Im Agenturbezirk Fürth mit den Städten Fürth und Erlangen sowie den Landkreisen Fürth, Erlangen-Höchstadt und Neustadt/Aisch Bad Windsheim ist es im Zeitraum von August letzten Jahres bis August 2026 insgesamt 12.000 Arbeitslosen gelungen wieder in sozialversicherungspflichtige Beschäftigung zu kommen. Wir unterscheiden hier nach Helfern, Fachkräften und Spezialisten/Experten mit Hochschulabschluss.
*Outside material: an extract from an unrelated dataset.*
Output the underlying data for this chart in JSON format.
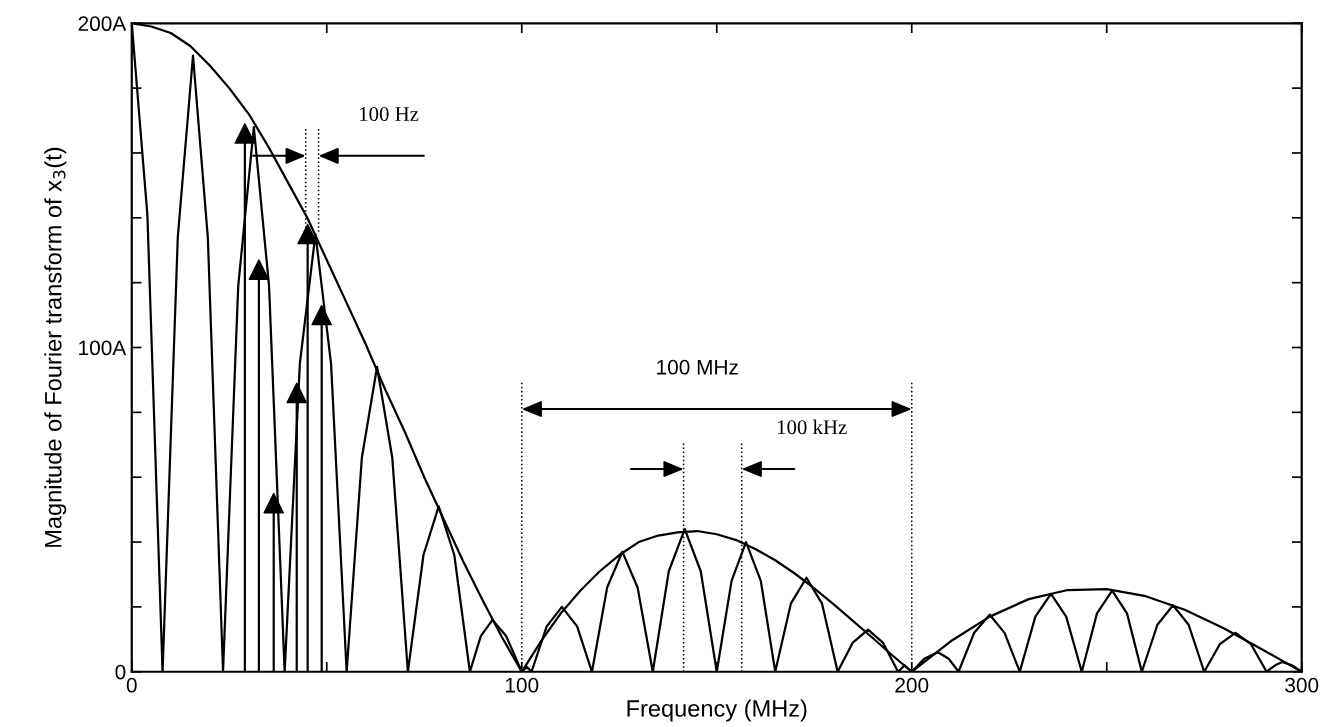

Thomas Dippold, Vorsitzender der Geschäftsführung der Agentur für Arbeit Fürth, betont: „Natürlich reden wir gerne über arbeitslose Menschen, denen es gelingt, wieder in Beschäftigung zu kommen. Aber das ist nur die eine Seite der Medaille. Wenn wir über das zurückliegende Jahr reden, stehen den hier erwähnten 12.000 Abgängen rund 16.600 Zugänge in Arbeitslosigkeit gegenüber. Daran wird deutlich wie viel Bewegung auf dem Arbeitsmarkt herrscht und, dass die Zahl der Arbeitslosen keine statische Größe ist. Selbst in konjunkturell schwierigen Zeiten gelingt es vielen Menschen, eine neue Arbeit aufzunehmen.“
Im zurückliegenden Jahr gelang es gut 3.620 Arbeitslosen als Helfer in Arbeit zu kommen. Mit knapp 80 Prozent kommen die meisten von ihnen im Bereich Dienstleistung in Arbeit. Und dort bevorzugt in Sicherheits-, Reinigungs-, Verkehrsberufen und Gastronomie. Weitere 20 Prozent verteilen sich auf Produktionsberufe. In demselben Zeitraum konnten rund 4.650 Arbeitslose eine Beschäftigung als Fachkraft aufnehmen. Sie nahmen zu 71 Prozent eine Beschäftigung im Bereich Dienstleistung auf. Im genaueren größtenteils in Berufen der Unternehmensorganisation/-führung und in Handelsberufen. Weitere 29 Prozent finden in der Produktion ihre Tätigkeit. Last but not least gibt es arbeitslose Frauen und Männer, die als Spezialist/Experte eingestellt werden. Rund 3.120 Arbeitslose konnten im zurückliegenden Jahr mit diesem Profil eine Beschäftigung aufnehmen. Sie übernahmen zu 84 Prozent entsprechende Aufgaben im Dienstleistungsbereich. Dort bevorzugt in der Unternehmensführung und -organisation sowie in IT-Berufen. Weitere 16 Prozent verteilen sich auf entsprechende Produktionsberufe.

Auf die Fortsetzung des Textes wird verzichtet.